Liste civile de Napoléon. Après ce trésor venait celui de la liste civile, fortune particulière de Napoléon, amassée par des prodiges d'économie. Ses prodiges d'économie. Napoléon jouissait de 40 millions à peu près de liste civile, dont 25 millions pour la France, 4 millions pour le produit des forêts de la couronne, 11 millions environ pour les listes civiles de Hollande, de Piémont, de Lombardie, de Toscane, de Rome. Mais il avait à entretenir les palais de France, de la Haye, d'Amsterdam, de Turin, de Milan, de Florence, de Rome, et il le faisait avec une magnificence digne de sa grandeur. Il avait quelquefois acheté jusqu'à 6 millions de diamants anciens ou nouveaux dans une année, afin de reconstituer le trésor de la couronne en pierreries. Il entretenait une maison militaire d'un éclat excessif. Conséquent enfin avec lui-même, il faisait des dépenses pour les lettres, les arts et les sciences, y ajoutait souvent des actes de bienfaisance de la plus noble délicatesse, et portait un tel ordre dans ses comptes, que tout y était inscrit avec la plus sévère attention, et, par exemple, que le premier article de recette dans ses livres, après les 25 millions de la liste civile française, était le suivant: Traitement de Sa Majesté Impériale et Royale, comme membre de l'Institut, 1200 francs[9].

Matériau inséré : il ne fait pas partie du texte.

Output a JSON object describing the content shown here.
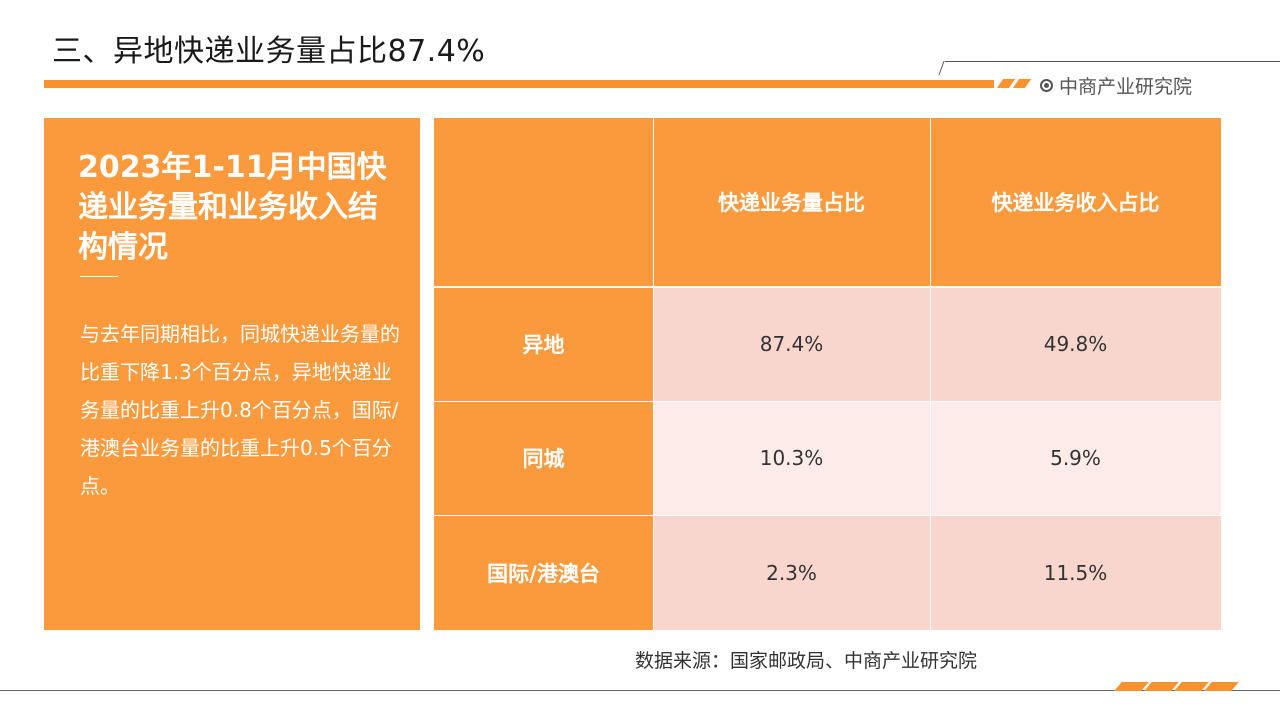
{
  "header": {
    "title": "三、异地快递业务量占比87.4%",
    "brand": "中商产业研究院",
    "brand_icon": "target-icon",
    "accent_color": "#f7922e"
  },
  "left_panel": {
    "title": "2023年1-11月中国快递业务量和业务收入结构情况",
    "body": "与去年同期相比，同城快递业务量的比重下降1.3个百分点，异地快递业务量的比重上升0.8个百分点，国际/港澳台业务量的比重上升0.5个百分点。"
  },
  "table": {
    "columns": [
      "",
      "快递业务量占比",
      "快递业务收入占比"
    ],
    "rows": [
      {
        "label": "异地",
        "volume_share": "87.4%",
        "revenue_share": "49.8%"
      },
      {
        "label": "同城",
        "volume_share": "10.3%",
        "revenue_share": "5.9%"
      },
      {
        "label": "国际/港澳台",
        "volume_share": "2.3%",
        "revenue_share": "11.5%"
      }
    ]
  },
  "source": "数据来源：国家邮政局、中商产业研究院"
}
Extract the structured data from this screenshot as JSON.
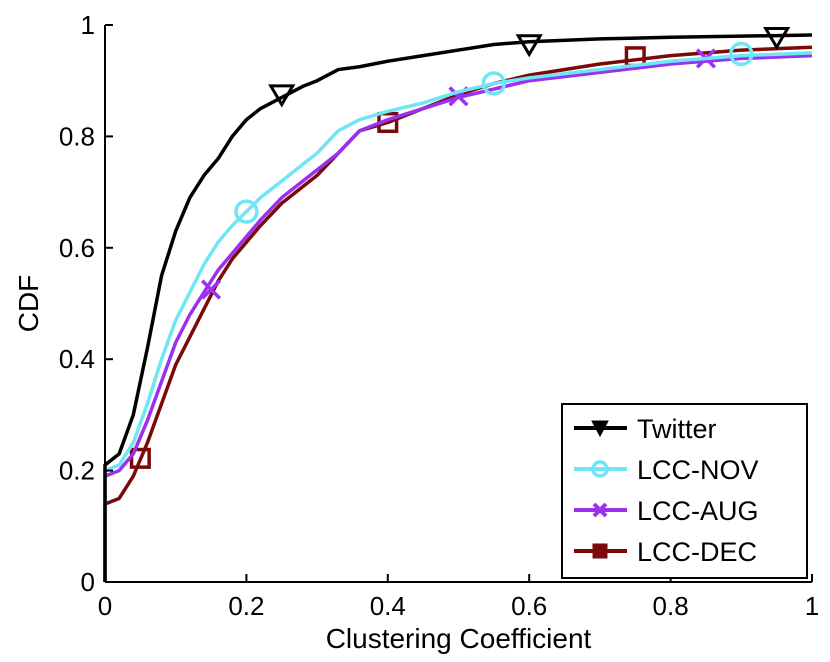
{
  "chart_data": {
    "type": "line",
    "title": "",
    "xlabel": "Clustering Coefficient",
    "ylabel": "CDF",
    "xlim": [
      0,
      1
    ],
    "ylim": [
      0,
      1
    ],
    "xticks": [
      0,
      0.2,
      0.4,
      0.6,
      0.8,
      1
    ],
    "yticks": [
      0,
      0.2,
      0.4,
      0.6,
      0.8,
      1
    ],
    "xtick_labels": [
      "0",
      "0.2",
      "0.4",
      "0.6",
      "0.8",
      "1"
    ],
    "ytick_labels": [
      "0",
      "0.2",
      "0.4",
      "0.6",
      "0.8",
      "1"
    ],
    "grid": false,
    "legend_position": "bottom-right",
    "series": [
      {
        "name": "Twitter",
        "color": "#000000",
        "marker": "triangle-down",
        "x": [
          0,
          0.02,
          0.04,
          0.06,
          0.08,
          0.1,
          0.12,
          0.14,
          0.16,
          0.18,
          0.2,
          0.22,
          0.25,
          0.28,
          0.3,
          0.33,
          0.36,
          0.4,
          0.45,
          0.5,
          0.55,
          0.6,
          0.7,
          0.8,
          0.9,
          1
        ],
        "y": [
          0.21,
          0.23,
          0.3,
          0.42,
          0.55,
          0.63,
          0.69,
          0.73,
          0.76,
          0.8,
          0.83,
          0.85,
          0.87,
          0.89,
          0.9,
          0.92,
          0.925,
          0.935,
          0.945,
          0.955,
          0.965,
          0.97,
          0.975,
          0.978,
          0.98,
          0.982
        ],
        "markers_x": [
          0.25,
          0.6,
          0.95
        ],
        "markers_y": [
          0.875,
          0.965,
          0.978
        ]
      },
      {
        "name": "LCC-NOV",
        "color": "#6fe6f5",
        "marker": "circle",
        "x": [
          0,
          0.02,
          0.04,
          0.06,
          0.08,
          0.1,
          0.12,
          0.14,
          0.16,
          0.18,
          0.2,
          0.22,
          0.25,
          0.28,
          0.3,
          0.33,
          0.36,
          0.4,
          0.45,
          0.5,
          0.55,
          0.6,
          0.7,
          0.8,
          0.9,
          1
        ],
        "y": [
          0.2,
          0.21,
          0.25,
          0.32,
          0.4,
          0.47,
          0.52,
          0.57,
          0.61,
          0.64,
          0.665,
          0.69,
          0.72,
          0.75,
          0.77,
          0.81,
          0.83,
          0.845,
          0.86,
          0.88,
          0.895,
          0.905,
          0.92,
          0.935,
          0.945,
          0.95
        ],
        "markers_x": [
          0.2,
          0.55,
          0.9
        ],
        "markers_y": [
          0.665,
          0.895,
          0.948
        ]
      },
      {
        "name": "LCC-AUG",
        "color": "#9b30f0",
        "marker": "x",
        "x": [
          0,
          0.02,
          0.04,
          0.06,
          0.08,
          0.1,
          0.12,
          0.14,
          0.16,
          0.18,
          0.2,
          0.22,
          0.25,
          0.28,
          0.3,
          0.33,
          0.36,
          0.4,
          0.45,
          0.5,
          0.55,
          0.6,
          0.7,
          0.8,
          0.9,
          1
        ],
        "y": [
          0.19,
          0.2,
          0.23,
          0.29,
          0.36,
          0.43,
          0.48,
          0.52,
          0.56,
          0.59,
          0.62,
          0.65,
          0.69,
          0.72,
          0.74,
          0.77,
          0.81,
          0.83,
          0.85,
          0.87,
          0.885,
          0.9,
          0.915,
          0.93,
          0.94,
          0.945
        ],
        "markers_x": [
          0.15,
          0.5,
          0.85
        ],
        "markers_y": [
          0.525,
          0.872,
          0.94
        ]
      },
      {
        "name": "LCC-DEC",
        "color": "#7a0a0a",
        "marker": "square",
        "x": [
          0,
          0.02,
          0.04,
          0.06,
          0.08,
          0.1,
          0.12,
          0.14,
          0.16,
          0.18,
          0.2,
          0.22,
          0.25,
          0.28,
          0.3,
          0.33,
          0.36,
          0.4,
          0.45,
          0.5,
          0.55,
          0.6,
          0.7,
          0.8,
          0.9,
          1
        ],
        "y": [
          0.14,
          0.15,
          0.19,
          0.25,
          0.32,
          0.39,
          0.44,
          0.49,
          0.54,
          0.58,
          0.61,
          0.64,
          0.68,
          0.71,
          0.73,
          0.77,
          0.81,
          0.825,
          0.85,
          0.875,
          0.895,
          0.91,
          0.93,
          0.945,
          0.955,
          0.96
        ],
        "markers_x": [
          0.05,
          0.4,
          0.75
        ],
        "markers_y": [
          0.222,
          0.825,
          0.943
        ]
      }
    ]
  }
}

Pendant longtemps, Napoléon n'avait eu que 29 millions de liste civile, et ce n'était que depuis trois ou quatre ans qu'il en touchait 40. Depuis son élévation au trône, il avait économisé 135 millions, dont il avait placé quelques portions en bonnes valeurs du Trésor ou de l'industrie, pour en soutenir le cours, comme les bons du Mont-Napoléon à Milan, la caisse d'amortissement à Paris, les canaux de Loing et du Midi, etc. Mais de ce trésor il avait gardé environ une centaine de millions en numéraire dans les caves des Tuileries, pensant que dans les circonstances difficiles aucune ressource ne valait l'argent comptant. Il lui restait donc à peu près 60 millions sur le domaine extraordinaire, 100 sur les 135 millions économisés de la liste civile, composant un total de 160 millions en or et en argent, soit aux Tuileries, soit dans les caisses du domaine extraordinaire.